$ man how-to/cli-ecosystem-overview
CLI Toolsintermediate
The CLI Ecosystem
Why CLI access is king and how every major GTM tool is converging on terminal-first workflows
Why CLI Access Is the Most Important Thing
Every major platform is shipping a CLI. HubSpot has hs. Salesforce has sf. Vercel has vercel. Attio is building one. Cargo.ai exposes its pipeline through CLI commands. The pattern is clear: the future of tool access is the terminal, not the browser.
Why this matters for GTM engineers: CLI access means scriptability. Anything you can type once, you can automate forever. A CLI command to pull pipeline data becomes a cron job that runs every morning. A CLI command to create a contact becomes a bulk import script. A CLI command to check campaign status becomes a Slack bot.
MCPs gave us the first wave of programmatic access. But MCPs drain context windows. Every MCP tool definition eats tokens. A HubSpot MCP with 30 tool definitions burns context before you ask your first question. A CLI binary sitting on your machine costs zero context. You call it when you need it and it returns results.
PATTERN
The CLI Landscape Right Now
HubSpot CLI (hs): manage CRM objects, list deals, create contacts, pull reports. Still maturing but functional for basic operations.

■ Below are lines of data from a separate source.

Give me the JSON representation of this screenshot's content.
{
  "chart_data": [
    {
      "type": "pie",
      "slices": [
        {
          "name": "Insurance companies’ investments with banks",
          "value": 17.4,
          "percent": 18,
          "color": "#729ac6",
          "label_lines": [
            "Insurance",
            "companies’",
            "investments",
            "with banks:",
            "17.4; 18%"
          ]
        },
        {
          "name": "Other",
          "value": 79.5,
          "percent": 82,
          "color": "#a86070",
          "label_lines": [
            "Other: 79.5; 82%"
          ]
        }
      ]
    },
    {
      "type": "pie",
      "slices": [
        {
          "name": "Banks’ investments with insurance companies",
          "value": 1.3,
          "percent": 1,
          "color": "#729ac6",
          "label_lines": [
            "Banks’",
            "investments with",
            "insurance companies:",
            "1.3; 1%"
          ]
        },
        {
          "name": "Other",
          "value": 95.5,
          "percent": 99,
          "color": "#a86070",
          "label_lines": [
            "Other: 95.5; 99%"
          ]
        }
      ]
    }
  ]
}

Salesforce CLI (sf): the most mature GTM CLI. Deploy metadata, query SOQL, manage orgs, run tests. Enterprise-grade and battle-tested.
Vercel CLI (vercel): deploy sites, manage environment variables, check build status, tail logs. Essential for anyone deploying on Vercel.
Attio CLI: early stage but promising. CRM operations from the terminal. Read and write records, manage lists, search contacts.
Claude Code: this is the meta-CLI. It wraps every other CLI. Instead of memorizing sf data query "SELECT Id FROM Account", you tell Claude Code "pull all accounts created this week from Salesforce" and it writes and runs the sf command for you. Natural language CLI access to every tool that has a CLI.
PRO TIP
Natural Language CLI Through Claude Code
This is the insight that changes everything. You do not need to memorize CLI syntax. Claude Code reads the docs, constructs the command, runs it, and interprets the output. Your job is to describe intent. The agent translates intent to commands.
"Check if our Vercel deployment succeeded" becomes vercel ls --json | jq. "Find all HubSpot contacts added yesterday" becomes hs contacts list --created-after. "Query Salesforce for open opportunities over 50k" becomes the right SOQL query piped through sf.
The compound effect: every new CLI that ships instantly becomes accessible through Claude Code. No learning curve. No docs to read. Describe what you want, let the agent figure out the syntax. This is why CLI access matters more than GUI access. GUIs require human eyes and clicks. CLIs require text in and text out. AI agents are built for text in and text out.
CODE
Setting Up Your CLI Stack
Start with the CLIs you actually use. Do not install everything at once.
brew install vercel - if you deploy on Vercel
npm install -g @hubspot/cli - if you use HubSpot
npm install -g @salesforce/cli - if you use Salesforce
pip install attio-cli - when available
Each CLI has an auth step. Usually oauth or an API key. Run the auth command once and it stores credentials locally. After that, every command authenticates automatically.
The test: open Claude Code and say "use the Vercel CLI to show me my recent deployments." If it works, your CLI stack is connected. If it fails, check that the CLI is in your PATH and authenticated.